During a six hour debate, former Chancellor Ken Clarke, one of the most pro-European voices in the Conservative Party, warned that the UK would be marginalised if it left the EU, potentially facing tariffs on imports and exports.
"This is about Britain's role in the modern world, the 21st century world of inter-dependent nations and how we maximise our influence by using our power base in Europe. The alternative is a fanciful, escapist route into isolated nationalism which I think will greatly diminish our influence in the world and damage our economy."
But he was challenged by former Environment Secretary Owen Paterson, who said he was misrepresenting the views of eurosceptics.
"He really must not muddle the idea of the European Union, which is a political and judicial institution and the European market, which I am a most enthusiastic proponent of."
And veteran Conservative Sir Bill Cash said the referendum was a fundamental question of "who governs Britain".
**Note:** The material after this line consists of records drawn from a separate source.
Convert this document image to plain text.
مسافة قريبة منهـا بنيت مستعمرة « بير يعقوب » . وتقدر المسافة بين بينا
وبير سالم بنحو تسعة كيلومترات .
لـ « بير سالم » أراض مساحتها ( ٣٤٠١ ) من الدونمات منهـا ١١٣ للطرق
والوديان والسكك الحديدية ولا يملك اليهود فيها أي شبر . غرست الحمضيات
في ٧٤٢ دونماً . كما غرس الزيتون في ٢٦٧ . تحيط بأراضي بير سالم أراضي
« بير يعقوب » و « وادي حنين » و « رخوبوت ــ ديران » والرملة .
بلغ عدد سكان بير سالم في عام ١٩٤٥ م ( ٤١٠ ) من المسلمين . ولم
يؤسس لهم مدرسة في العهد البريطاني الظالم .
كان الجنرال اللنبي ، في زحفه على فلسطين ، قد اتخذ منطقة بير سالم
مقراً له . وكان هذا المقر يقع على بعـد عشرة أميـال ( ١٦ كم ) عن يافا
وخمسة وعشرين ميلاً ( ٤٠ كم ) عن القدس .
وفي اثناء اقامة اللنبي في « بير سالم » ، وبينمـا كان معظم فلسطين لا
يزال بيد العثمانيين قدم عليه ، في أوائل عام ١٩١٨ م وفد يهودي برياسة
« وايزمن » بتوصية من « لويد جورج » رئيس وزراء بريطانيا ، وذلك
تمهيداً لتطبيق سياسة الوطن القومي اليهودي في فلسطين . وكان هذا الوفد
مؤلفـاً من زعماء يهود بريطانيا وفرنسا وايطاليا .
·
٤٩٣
"We have a positive alternative to the EU," he said. Our democracy and our national Parliament is what people fought and died for in two world wars and it was through this sacrifice that we saved Europe."
Both eurosceptics and pro-European MPs have raised concerns about government plans to scrap the 28-day "purdah" period in the run-up to the referendum.
Purdah usually prevents any government or civil service activity that may influence the result of an election or other vote.
Mr Clarke said he understood concerns that a purdah period would "close down half the government's business" but said he hoped the machinery of government was not used to give one side "an unfair advantage".
Mr Paterson said the decision to lift the purdah rules was "unilateral and arbitrary" and if the British government and the European Commission sought to "deluge the public with information", people may not accept the final result.